• The Deep Six
(1966 – Liberty)
Band di San Diego inizialmente con repertorio folk, in formazione a trio. Ben presto la formazione si allargò e la band passò alla strumentazione elettrica, finendo per diventare sostanzialmente una backing band per la cantante, conosciuta come Miss Dean Cannon. Per un periodo di ben diciassette settimane furono la resident band nel club folk Land Of Oden, a La Mesa, di cui erano co-proprietari insieme al loro manager, Ken Mansfield. Dopo aver firmato con la Liberty, sussidiaria della Capitol, registrarono il loro primo ed unico album, con l'aiuto dei migliori session man di Los Angeles.

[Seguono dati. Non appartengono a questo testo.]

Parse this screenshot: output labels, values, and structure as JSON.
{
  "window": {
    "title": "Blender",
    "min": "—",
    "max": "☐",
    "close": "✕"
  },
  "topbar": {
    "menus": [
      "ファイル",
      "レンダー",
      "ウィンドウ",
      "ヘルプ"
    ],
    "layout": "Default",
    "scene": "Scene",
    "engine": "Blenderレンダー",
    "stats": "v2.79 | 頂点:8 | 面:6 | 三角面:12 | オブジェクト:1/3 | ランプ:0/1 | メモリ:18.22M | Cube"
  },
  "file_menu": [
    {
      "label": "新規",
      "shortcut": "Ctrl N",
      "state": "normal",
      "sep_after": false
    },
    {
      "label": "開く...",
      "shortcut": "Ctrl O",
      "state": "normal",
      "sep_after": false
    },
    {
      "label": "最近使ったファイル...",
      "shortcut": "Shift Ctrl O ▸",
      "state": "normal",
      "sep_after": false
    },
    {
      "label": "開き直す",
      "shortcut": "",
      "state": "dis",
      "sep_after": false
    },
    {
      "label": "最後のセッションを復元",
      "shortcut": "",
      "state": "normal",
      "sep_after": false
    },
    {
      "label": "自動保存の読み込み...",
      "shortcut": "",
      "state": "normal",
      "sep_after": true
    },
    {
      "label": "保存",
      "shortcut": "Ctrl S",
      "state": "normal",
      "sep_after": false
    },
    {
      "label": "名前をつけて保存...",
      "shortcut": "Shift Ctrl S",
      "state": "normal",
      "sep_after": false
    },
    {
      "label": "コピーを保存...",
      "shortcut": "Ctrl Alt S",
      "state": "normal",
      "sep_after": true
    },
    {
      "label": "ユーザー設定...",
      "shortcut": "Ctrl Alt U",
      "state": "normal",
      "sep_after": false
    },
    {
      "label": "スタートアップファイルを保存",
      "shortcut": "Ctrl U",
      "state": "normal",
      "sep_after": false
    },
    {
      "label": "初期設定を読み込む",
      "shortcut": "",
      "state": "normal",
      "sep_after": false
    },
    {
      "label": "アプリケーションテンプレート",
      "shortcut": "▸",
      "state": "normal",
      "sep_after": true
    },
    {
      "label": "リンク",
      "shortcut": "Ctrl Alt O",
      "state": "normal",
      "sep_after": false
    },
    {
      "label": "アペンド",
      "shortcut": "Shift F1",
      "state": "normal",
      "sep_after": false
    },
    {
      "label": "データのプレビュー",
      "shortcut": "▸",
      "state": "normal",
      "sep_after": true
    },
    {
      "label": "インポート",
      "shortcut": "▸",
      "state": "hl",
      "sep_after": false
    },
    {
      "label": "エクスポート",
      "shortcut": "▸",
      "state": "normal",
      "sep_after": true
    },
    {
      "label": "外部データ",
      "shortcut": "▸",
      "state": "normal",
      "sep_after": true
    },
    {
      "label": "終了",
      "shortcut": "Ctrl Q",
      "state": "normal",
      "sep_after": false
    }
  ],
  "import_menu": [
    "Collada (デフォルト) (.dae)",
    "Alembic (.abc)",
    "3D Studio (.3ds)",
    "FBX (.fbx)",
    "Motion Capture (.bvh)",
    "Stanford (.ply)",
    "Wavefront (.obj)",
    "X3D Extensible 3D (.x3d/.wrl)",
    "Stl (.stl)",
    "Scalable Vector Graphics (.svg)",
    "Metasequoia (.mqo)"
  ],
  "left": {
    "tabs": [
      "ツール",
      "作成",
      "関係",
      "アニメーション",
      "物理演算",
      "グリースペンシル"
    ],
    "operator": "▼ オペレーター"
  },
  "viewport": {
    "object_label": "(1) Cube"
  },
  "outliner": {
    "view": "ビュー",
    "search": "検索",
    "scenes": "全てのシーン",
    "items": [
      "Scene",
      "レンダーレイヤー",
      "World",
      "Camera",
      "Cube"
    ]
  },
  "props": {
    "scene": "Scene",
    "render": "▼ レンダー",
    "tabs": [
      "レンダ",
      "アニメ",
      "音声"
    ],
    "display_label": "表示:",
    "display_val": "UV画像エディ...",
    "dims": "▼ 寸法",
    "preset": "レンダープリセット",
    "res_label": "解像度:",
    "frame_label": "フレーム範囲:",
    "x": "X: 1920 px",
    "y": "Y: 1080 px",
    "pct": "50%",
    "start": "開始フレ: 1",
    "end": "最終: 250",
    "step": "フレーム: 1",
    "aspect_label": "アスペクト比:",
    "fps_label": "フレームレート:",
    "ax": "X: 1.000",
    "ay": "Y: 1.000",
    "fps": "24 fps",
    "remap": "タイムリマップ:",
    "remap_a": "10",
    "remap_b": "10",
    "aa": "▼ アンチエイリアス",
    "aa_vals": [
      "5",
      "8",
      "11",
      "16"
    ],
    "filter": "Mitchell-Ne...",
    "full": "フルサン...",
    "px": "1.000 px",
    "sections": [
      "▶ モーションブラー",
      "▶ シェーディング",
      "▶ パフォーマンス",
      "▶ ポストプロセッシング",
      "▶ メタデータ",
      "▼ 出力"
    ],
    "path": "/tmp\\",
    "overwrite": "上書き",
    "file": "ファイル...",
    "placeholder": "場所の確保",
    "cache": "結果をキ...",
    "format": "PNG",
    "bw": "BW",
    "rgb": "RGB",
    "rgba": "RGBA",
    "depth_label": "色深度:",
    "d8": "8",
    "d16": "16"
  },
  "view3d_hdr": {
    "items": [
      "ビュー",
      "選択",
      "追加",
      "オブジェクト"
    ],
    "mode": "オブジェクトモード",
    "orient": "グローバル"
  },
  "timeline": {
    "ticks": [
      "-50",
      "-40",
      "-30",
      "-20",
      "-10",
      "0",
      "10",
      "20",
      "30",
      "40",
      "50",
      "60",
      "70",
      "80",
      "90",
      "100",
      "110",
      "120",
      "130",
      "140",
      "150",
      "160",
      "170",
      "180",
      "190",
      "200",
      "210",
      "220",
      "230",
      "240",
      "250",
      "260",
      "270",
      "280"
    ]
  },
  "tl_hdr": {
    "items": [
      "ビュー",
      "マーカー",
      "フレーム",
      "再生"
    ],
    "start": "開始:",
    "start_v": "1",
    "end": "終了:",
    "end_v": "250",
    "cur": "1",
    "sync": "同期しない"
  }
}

Un lavoro tendenzialmente sunshine pop con belle armonie vocali tipiche del sound losangelino di quei tempi, l'album si apre con una meditativa cover di Paint It Black dei Rolling Stones, con un clavicembalo barocco costantemente presente. La voce della Cannon si alterna con le voci maschili in un modo tipico di varie band dell'epoca, a partire dai The Mamas And The Papas. In Unlock The Door si notano le radici folk, mentre trova spazio una bella interpretazione del classico A Groovy Kind Of Love di Tony White e Carol Bayer Sager, resa famosa l'anno prima dal duo Diane & Annita e poi ripresa anni dopo da Phil Collins. Solitary Man di Neil Diamond è resa magnificamente qui, con armonie vocali azzeccatissime, mentre il resto si lascia ascoltare piacevolmente. Purtroppo mancarono singoli di successo, e di conseguenza la band si sciolse poco dopo l'uscita dell'album. Il loro manager, Ken Mansfield, entrò a far parte della Capitol, e diventerà poi il primo manager negli USA della Apple dei Beatles nel 1968.